We have reason to believe that the south-driven approach is highly appropriate when the objective is to strengthen capacity of research institutions in Africa and elsewhere. Both Danish and international experience shows that capacity development cannot “be done for others”, but the institutions need to own the processes themselves in order for the support to be relevant and sustainable. The south-based research collaboration projects in Tanzania and Vietnam, to which you refer, have been positively reviewed.

It appears from the letter that you find that Ph.D. students from African universities should be trained in Denmark instead of being enrolled at their own universities.

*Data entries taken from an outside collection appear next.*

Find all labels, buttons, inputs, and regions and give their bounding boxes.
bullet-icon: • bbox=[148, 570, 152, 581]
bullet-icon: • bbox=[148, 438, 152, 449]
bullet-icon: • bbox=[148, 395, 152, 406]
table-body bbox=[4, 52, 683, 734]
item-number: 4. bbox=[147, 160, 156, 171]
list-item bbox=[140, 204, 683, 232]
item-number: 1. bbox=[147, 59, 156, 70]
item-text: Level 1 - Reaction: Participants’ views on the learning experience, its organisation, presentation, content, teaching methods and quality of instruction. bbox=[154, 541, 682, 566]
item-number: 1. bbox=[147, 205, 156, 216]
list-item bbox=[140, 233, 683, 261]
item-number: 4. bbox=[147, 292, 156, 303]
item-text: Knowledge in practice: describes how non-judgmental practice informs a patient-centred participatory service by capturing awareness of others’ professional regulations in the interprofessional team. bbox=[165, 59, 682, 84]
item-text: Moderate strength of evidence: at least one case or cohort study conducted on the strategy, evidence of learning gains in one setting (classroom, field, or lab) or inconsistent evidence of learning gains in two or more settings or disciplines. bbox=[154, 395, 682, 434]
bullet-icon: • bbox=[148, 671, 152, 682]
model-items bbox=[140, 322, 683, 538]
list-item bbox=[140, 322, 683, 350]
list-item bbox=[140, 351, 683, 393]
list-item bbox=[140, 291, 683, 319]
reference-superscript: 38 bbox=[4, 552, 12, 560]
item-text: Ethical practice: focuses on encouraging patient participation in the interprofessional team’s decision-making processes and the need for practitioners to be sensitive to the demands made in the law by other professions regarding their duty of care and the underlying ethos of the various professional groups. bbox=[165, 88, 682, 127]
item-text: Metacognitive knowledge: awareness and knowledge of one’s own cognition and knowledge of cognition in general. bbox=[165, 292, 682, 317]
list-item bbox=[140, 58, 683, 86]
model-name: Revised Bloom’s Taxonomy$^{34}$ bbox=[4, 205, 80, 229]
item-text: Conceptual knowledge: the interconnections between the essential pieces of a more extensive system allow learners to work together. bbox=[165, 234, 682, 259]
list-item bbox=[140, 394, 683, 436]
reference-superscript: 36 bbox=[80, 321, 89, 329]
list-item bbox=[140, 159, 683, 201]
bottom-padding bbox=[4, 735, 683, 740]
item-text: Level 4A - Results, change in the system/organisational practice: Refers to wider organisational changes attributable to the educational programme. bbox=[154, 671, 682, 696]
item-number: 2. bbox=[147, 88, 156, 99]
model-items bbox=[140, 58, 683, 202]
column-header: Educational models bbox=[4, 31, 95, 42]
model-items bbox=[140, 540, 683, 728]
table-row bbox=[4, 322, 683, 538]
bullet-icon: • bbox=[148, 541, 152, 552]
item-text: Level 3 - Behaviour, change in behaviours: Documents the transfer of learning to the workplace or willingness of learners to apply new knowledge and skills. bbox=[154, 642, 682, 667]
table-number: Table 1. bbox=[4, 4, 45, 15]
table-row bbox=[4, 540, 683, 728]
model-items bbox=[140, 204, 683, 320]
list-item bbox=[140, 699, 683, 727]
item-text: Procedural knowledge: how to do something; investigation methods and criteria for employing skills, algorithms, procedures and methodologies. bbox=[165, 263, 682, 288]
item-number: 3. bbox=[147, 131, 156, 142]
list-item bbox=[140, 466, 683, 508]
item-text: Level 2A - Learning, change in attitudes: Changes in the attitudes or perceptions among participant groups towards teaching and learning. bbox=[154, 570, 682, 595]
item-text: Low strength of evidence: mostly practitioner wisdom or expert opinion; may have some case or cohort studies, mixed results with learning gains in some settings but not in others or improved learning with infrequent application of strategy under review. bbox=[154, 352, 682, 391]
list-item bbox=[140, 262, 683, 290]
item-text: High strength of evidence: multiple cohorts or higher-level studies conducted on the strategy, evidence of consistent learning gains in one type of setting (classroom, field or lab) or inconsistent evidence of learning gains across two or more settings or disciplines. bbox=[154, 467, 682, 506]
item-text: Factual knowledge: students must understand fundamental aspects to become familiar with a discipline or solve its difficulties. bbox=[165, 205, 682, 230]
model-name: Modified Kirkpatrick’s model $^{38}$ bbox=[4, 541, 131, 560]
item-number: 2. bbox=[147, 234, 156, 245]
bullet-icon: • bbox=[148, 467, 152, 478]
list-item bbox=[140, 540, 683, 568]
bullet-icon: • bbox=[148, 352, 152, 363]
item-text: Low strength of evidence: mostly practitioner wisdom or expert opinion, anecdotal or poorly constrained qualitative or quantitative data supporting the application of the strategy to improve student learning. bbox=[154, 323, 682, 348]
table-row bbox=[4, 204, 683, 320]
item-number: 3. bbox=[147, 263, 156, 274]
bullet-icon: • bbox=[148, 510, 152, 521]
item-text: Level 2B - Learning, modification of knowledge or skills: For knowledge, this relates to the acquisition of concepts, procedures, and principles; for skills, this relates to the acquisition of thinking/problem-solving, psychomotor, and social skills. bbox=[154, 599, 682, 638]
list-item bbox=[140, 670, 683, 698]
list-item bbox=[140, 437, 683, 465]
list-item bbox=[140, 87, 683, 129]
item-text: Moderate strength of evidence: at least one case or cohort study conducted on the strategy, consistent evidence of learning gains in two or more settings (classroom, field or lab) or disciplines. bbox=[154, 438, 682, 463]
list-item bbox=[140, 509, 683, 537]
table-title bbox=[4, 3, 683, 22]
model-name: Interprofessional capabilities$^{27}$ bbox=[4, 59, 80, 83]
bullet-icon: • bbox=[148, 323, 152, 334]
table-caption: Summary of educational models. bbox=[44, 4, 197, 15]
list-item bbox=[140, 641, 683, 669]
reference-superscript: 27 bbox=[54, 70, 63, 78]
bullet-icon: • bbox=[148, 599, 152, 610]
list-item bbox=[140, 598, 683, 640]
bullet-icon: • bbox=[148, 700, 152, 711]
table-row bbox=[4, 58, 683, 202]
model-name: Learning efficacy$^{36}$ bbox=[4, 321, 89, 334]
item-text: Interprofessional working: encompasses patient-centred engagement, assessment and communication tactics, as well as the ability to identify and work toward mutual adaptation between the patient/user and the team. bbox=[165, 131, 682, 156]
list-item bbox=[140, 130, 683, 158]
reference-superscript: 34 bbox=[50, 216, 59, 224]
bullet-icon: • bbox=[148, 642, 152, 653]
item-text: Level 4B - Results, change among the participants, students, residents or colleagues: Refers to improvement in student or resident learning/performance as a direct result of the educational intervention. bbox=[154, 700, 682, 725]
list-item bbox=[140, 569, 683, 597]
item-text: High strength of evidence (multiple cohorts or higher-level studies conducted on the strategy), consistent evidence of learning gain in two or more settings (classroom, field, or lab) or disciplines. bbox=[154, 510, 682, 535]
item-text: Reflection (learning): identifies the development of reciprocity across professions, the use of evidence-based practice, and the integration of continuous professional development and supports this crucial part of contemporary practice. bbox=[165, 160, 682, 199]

Sending Ph.D. students from African universities to Denmark for training is an easy but short-sighted approach. Basically, we can either continue to finance scholarships for African students to study in Denmark for the next many years, or we can help building the capacity of universities in selected African countries to train their own Ph.D. students. We do not recognise the picture of desperate Ph.D. students from the first phase of the Building Stronger Universities who fail to get supervision from their universities. Of 28 Ph.D. grants to African students, we are aware of difficulties for some of those enrolled at universities in Ghana, but the difficulties are not unsurmountable, and we expect that solutions will be found for all the students.

In January and February 2014, the Ministry of Foreign Affairs visited the seven universities in Ghana, Tanzania, Uganda and Nepal to be supported under the Building Stronger Universities programme. They all voiced strong interest in – and appreciation – of the programme, and they look forward to the cooperation with Danish universities on the activities.

The Ministry of Foreign Affairs has been in close dialogue with interested Danish researchers, and a meeting held in early January attracted a large audience. In the meeting, participants from all Danish universities gave a positive assessment of the plans for the second phase of the programme. A new meeting will be held on 11 March 2014, and I would like to use this occasion to invite you to participate in the meeting.

Yours sincerely,

Mogens Jensen

Christian Wejse - 17. February 2014 Reply

I have also taught PhD courses in Ghana, and recognise the picture. In between classes students ask for advice on their protocols which seem to have never been in the hand of a senior, or the senior researcher was not properly qualified to advice. The seniors are extremely busy with many students, heavy teaching obligations and perhaps no PhD or other training of their own.
DANIDAs primary agenda seems to be that funding at all costs are not spent for developmental research where Danish researchers also have a benefit in terms of doing research projects together with South partners. There was a golden opportunity to involve Danish universities more in the needed capacity building, and they had committed to do so by sharing the cost with DANIDA. But unfortunately the ideological standpoint seems to be that it is better to miss that support from Danish universities than to “risk” that developmental funds are used by Danish researchers in development research. So now it will be South driven, which means that weak organisational structures will be asked to drive the capacity building. Learning from history, the next move may then be to analyse the outcome (using expensive consultants, likely not from the South), and when this is not as expected, close down the program…
Strangely enough, taking the possibility away for PhD scholarships to South partner universities means that the most fruitful way of generating future senior staff members at South universities is hampered. One of the senior partners at a university I have worked with has stated that these scholarships were their primary interest in collaborating with Denmark. Such scholarships are hard to find at African universities and generates true capacity building – through research projects. If the BSU phase II is supposed to be South driven, why was this clear wish from South partners for PhD scholarships neglected?